Would like a estimate or guess for a contract with 1414 scrubs and mulch when needed.
You are gping to have to get into detail if you want any help !
I am new to this website. I have 1414 shrubs to prune twice a year. I must maintain 3 inch hardwood mulch on all beds. Probably will not have to apply much mulch at all. I will apply as needed according to contract guidlines. I must prune 2 times a year. I am sorry but I can't give much more information. All are relatively easy to work with.
Why is this showing that I moved? What did I do?
You need to figure out how long it'll take and multiply that times your desired rate of pay. We cannot help you with that, especially because we have no idea what kind of shrubs, their size, whether you have to haul off the clippings, etc.
I may try to charge by the piece and just add in for the ocassional mulch.
I take it that you don't know what kind of shrub you are proposing to prune. Most shrubs that I deal with need to be pruned more that 2 times per year. But I have several in the Ilex family, privets, manhattans, barberries, etc. Do any of those resemble you shrubs? I don't think someone can get an accurate price per shrub without know what they are dealing with.... growth habit, variety, etc.
Let me ask you this.... do you know what kind of car you drive? Or is it a truck? The same mentality needs to be applied here. KNOW WHAT YOU ARE DEALING WITH! Do some research and find out about their growth patterns, then you can make a logical guesstimate.

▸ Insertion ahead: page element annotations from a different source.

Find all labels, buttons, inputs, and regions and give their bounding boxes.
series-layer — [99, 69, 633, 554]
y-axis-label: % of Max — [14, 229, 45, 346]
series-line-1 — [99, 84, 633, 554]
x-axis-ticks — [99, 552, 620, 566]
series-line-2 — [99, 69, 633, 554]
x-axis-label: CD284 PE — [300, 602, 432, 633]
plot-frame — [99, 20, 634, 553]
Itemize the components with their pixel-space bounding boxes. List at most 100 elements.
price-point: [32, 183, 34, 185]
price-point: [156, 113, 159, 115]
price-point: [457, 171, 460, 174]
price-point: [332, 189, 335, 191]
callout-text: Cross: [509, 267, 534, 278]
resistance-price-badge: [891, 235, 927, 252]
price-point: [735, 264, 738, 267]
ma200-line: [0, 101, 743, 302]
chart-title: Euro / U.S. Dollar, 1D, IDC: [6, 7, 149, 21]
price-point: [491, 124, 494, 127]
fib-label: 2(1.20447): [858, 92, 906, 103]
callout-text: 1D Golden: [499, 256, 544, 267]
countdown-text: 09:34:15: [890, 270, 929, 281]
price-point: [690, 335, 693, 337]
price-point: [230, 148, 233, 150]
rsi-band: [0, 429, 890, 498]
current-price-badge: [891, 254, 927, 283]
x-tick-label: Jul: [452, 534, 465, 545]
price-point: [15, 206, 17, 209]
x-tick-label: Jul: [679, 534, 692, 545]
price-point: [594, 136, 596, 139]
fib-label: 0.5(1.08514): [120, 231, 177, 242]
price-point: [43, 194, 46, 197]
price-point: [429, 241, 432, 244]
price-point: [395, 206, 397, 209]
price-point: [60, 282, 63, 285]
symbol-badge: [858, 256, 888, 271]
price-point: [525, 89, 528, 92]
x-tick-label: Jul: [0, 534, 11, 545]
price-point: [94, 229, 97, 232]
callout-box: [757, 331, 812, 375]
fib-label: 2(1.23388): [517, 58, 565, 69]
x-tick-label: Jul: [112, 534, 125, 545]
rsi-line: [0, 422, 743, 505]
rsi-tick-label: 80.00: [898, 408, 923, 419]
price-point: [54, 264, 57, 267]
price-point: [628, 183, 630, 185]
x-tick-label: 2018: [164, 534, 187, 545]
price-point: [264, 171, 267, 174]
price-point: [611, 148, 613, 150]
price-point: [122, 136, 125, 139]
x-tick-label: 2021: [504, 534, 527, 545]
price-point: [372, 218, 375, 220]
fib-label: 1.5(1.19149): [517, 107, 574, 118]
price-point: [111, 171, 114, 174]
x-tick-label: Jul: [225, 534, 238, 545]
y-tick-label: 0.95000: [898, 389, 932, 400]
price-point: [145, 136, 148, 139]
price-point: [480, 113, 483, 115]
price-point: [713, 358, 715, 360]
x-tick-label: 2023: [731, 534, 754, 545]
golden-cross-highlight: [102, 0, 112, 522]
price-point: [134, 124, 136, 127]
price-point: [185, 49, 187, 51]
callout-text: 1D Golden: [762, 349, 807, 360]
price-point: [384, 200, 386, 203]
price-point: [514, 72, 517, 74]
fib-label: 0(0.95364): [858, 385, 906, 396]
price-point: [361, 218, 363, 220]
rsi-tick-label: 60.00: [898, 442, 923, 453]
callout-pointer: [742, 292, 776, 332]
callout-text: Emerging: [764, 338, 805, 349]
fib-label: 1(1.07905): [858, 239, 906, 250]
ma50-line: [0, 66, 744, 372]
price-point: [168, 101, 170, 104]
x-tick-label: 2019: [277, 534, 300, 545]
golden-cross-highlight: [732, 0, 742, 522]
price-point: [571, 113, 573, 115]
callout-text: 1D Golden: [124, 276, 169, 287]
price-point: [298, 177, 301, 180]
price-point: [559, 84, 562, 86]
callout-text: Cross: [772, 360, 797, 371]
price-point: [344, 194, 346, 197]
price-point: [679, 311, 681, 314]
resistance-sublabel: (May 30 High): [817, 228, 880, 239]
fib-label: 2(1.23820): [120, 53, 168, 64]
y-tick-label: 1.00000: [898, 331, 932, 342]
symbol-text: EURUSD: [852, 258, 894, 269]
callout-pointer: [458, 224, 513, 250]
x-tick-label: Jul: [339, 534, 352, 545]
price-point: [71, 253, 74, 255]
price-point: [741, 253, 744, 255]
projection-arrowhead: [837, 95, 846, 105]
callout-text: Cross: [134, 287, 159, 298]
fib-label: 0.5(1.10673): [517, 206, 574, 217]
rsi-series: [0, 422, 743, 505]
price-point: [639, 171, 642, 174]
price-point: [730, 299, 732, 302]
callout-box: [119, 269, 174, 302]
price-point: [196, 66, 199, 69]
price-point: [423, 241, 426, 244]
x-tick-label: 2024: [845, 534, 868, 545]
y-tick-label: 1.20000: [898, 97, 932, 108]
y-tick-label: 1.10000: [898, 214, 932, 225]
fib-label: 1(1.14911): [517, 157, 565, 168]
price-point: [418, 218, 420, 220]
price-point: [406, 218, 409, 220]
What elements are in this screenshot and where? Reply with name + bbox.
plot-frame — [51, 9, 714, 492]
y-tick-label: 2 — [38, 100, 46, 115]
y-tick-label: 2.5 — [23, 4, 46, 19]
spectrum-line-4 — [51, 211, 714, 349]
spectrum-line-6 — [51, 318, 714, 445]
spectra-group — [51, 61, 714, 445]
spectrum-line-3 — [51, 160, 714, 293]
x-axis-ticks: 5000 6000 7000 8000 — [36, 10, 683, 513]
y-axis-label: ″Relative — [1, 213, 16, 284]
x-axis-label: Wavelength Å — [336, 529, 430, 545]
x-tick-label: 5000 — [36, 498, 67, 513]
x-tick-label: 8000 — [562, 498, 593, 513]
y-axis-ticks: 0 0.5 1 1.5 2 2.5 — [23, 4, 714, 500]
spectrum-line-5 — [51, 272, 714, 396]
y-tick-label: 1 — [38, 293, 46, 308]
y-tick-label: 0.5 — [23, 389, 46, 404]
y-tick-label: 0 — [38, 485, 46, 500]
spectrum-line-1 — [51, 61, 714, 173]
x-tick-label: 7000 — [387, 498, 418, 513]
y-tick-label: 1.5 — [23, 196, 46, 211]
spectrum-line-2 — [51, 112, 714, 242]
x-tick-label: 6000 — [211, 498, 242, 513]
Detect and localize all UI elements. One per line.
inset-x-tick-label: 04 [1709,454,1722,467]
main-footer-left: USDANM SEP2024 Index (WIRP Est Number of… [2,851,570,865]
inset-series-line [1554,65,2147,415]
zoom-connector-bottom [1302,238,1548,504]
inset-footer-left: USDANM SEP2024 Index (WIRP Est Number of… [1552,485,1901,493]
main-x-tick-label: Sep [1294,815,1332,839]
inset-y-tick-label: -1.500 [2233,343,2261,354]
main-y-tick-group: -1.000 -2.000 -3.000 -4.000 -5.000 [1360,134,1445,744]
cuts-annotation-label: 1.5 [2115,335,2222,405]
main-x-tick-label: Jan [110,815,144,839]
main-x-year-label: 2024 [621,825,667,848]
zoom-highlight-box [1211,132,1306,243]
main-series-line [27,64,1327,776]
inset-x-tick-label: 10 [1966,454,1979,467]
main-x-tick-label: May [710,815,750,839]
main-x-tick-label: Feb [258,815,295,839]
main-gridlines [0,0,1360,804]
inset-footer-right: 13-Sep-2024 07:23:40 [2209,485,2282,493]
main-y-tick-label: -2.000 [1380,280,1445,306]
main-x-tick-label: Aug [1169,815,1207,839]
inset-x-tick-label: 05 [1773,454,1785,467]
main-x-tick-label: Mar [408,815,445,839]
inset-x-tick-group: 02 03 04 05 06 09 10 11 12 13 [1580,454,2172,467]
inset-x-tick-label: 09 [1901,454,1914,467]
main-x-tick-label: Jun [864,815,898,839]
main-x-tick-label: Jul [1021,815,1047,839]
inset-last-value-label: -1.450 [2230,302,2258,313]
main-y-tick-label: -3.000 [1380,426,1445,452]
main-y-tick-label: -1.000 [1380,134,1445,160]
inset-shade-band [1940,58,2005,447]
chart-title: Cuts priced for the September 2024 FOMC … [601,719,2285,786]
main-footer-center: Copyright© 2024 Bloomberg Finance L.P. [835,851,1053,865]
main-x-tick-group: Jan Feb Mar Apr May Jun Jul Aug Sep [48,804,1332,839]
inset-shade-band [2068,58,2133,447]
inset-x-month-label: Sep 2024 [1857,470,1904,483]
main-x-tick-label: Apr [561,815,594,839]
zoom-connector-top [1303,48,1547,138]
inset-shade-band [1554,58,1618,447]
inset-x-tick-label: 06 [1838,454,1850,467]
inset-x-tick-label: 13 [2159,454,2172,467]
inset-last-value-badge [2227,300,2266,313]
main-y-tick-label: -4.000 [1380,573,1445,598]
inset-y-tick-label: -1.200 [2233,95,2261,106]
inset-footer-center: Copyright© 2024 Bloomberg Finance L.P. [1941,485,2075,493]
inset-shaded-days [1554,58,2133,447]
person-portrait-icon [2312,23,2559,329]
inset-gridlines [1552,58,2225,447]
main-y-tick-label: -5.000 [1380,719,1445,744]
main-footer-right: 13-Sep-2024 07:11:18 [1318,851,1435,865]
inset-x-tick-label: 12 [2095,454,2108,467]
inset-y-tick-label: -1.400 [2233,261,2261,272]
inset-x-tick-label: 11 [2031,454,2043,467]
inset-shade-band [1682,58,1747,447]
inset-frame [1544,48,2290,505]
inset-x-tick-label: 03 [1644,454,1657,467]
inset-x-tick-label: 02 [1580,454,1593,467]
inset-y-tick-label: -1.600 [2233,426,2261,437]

Go out to the job, take a look at the WORST/most difficult of the shrubs needing pruning. Start your stopwatch, pretend to prune it, stop your stopwatch when finished, multiply by 1414, divide by 60 (minutes per hour), multiply by what you'd like your hourly rate to be. Then decide what your bid should be according to the number of properties, time to be spent travelling from site to site, actual time to be spent pruning, number of times per year to be serviced, etc..
Thanks Kate Butler, it is nice to know there are people like yourself still around. Thank you very much.